I recently had a conversation with a friend about the distance between words. Yes, it sounds absurd but it is a rather interesting concept and ended up being my “CS fact of the day”
Lavenshtein Distance is the most commonly used technique to determine the distance between two words and it basically measures the minimum number of changes required to transform one word into the other.It can be used to check for possible spelling errors etc. by minimizing the distance.
Let’s say word A is ‘meteor’ and word B is ‘enter’. There isn’t any spelling mistake here per se, but we can still measure the distance.
Transforming A into B involves identifying the minimum number of changes. In this case, it is LD(A,B) = 3.

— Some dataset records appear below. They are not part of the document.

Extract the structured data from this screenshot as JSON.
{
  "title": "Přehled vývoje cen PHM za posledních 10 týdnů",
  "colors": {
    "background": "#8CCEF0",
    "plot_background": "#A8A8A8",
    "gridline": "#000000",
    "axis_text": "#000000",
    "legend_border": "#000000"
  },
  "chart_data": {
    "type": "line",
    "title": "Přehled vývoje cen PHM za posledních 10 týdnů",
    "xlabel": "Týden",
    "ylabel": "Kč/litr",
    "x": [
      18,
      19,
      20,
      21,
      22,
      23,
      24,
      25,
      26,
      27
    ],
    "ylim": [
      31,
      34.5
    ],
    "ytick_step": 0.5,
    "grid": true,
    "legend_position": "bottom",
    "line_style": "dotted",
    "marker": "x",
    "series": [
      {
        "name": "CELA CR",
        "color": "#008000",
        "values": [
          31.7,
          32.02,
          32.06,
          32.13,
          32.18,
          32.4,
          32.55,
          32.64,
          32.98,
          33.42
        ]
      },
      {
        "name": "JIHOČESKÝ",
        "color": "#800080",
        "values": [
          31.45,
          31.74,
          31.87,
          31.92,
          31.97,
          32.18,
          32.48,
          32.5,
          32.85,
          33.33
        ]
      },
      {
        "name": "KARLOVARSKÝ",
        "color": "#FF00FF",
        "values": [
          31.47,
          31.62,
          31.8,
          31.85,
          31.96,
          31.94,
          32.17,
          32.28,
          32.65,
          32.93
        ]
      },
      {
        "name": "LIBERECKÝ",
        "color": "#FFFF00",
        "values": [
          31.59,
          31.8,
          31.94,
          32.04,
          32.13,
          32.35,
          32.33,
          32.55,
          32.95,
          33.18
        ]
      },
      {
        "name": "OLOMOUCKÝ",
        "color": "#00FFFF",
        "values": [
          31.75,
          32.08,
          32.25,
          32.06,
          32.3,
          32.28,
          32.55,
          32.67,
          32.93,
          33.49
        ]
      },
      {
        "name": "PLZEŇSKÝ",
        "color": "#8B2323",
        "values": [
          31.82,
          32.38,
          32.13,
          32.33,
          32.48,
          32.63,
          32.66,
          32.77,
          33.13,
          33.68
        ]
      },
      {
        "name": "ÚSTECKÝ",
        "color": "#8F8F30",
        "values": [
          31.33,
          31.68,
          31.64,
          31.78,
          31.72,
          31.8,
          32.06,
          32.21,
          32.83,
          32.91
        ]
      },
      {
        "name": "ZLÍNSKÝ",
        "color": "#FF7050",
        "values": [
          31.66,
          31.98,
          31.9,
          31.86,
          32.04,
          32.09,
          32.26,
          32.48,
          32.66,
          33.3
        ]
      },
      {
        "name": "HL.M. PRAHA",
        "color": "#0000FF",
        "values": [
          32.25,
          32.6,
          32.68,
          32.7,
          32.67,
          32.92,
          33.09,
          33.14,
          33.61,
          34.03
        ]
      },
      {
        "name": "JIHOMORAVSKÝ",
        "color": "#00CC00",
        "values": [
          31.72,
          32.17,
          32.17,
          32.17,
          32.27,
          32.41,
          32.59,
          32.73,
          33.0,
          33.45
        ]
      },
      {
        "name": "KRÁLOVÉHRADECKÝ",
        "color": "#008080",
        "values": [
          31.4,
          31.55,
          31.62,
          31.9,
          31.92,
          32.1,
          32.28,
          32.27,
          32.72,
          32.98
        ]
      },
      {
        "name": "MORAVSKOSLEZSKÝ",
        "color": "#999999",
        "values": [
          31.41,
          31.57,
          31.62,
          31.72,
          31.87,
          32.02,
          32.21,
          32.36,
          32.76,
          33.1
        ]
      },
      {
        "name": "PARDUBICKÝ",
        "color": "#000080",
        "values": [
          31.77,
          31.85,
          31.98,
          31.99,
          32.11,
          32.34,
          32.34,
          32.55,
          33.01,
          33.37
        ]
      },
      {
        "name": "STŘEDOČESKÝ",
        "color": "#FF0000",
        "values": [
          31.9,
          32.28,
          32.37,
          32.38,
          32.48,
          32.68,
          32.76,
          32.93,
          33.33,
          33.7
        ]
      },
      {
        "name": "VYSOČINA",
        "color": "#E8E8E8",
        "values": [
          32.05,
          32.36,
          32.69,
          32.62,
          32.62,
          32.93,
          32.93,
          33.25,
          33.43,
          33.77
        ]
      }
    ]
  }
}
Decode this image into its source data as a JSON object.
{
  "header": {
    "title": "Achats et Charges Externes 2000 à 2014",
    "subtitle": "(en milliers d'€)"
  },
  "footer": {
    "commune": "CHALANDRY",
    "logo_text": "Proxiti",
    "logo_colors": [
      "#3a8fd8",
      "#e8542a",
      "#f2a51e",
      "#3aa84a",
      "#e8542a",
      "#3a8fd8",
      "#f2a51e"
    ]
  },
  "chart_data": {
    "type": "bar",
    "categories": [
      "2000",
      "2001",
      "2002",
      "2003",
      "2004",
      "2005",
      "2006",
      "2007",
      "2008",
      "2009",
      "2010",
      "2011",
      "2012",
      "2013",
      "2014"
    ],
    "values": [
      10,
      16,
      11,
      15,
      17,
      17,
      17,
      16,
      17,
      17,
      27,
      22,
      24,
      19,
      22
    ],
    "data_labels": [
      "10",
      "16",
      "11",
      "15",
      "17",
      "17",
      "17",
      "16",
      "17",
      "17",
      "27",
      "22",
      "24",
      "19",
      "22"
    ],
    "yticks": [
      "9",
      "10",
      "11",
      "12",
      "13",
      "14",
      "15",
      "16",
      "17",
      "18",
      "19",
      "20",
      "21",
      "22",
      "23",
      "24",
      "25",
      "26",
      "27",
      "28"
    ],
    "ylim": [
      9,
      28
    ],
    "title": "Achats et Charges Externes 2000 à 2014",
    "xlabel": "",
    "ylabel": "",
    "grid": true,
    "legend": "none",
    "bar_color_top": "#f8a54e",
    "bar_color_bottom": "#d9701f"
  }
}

This is because we can make the following changes:
eteor (delete m)
enteor (insert n)
enter (delete o)
There are obviously infinite number of sequences that will go from A to B, but the objective here is to calculate the minimum one (sort of like the linear distance concept because linear distance is the shortest)
Interestingly enough, this LD (or Lavenshtein Distance) happens to form a metric space. That is, if LD(A, B) = x and LD(B, C) = y, then LD(A, C) = z and (x+y) >= z. This is basically the triangle inequality. So, it enables you to build spacial partitioning trees.
Pretty neat, huh?
So, there’s more than a difference between words… there is a distance…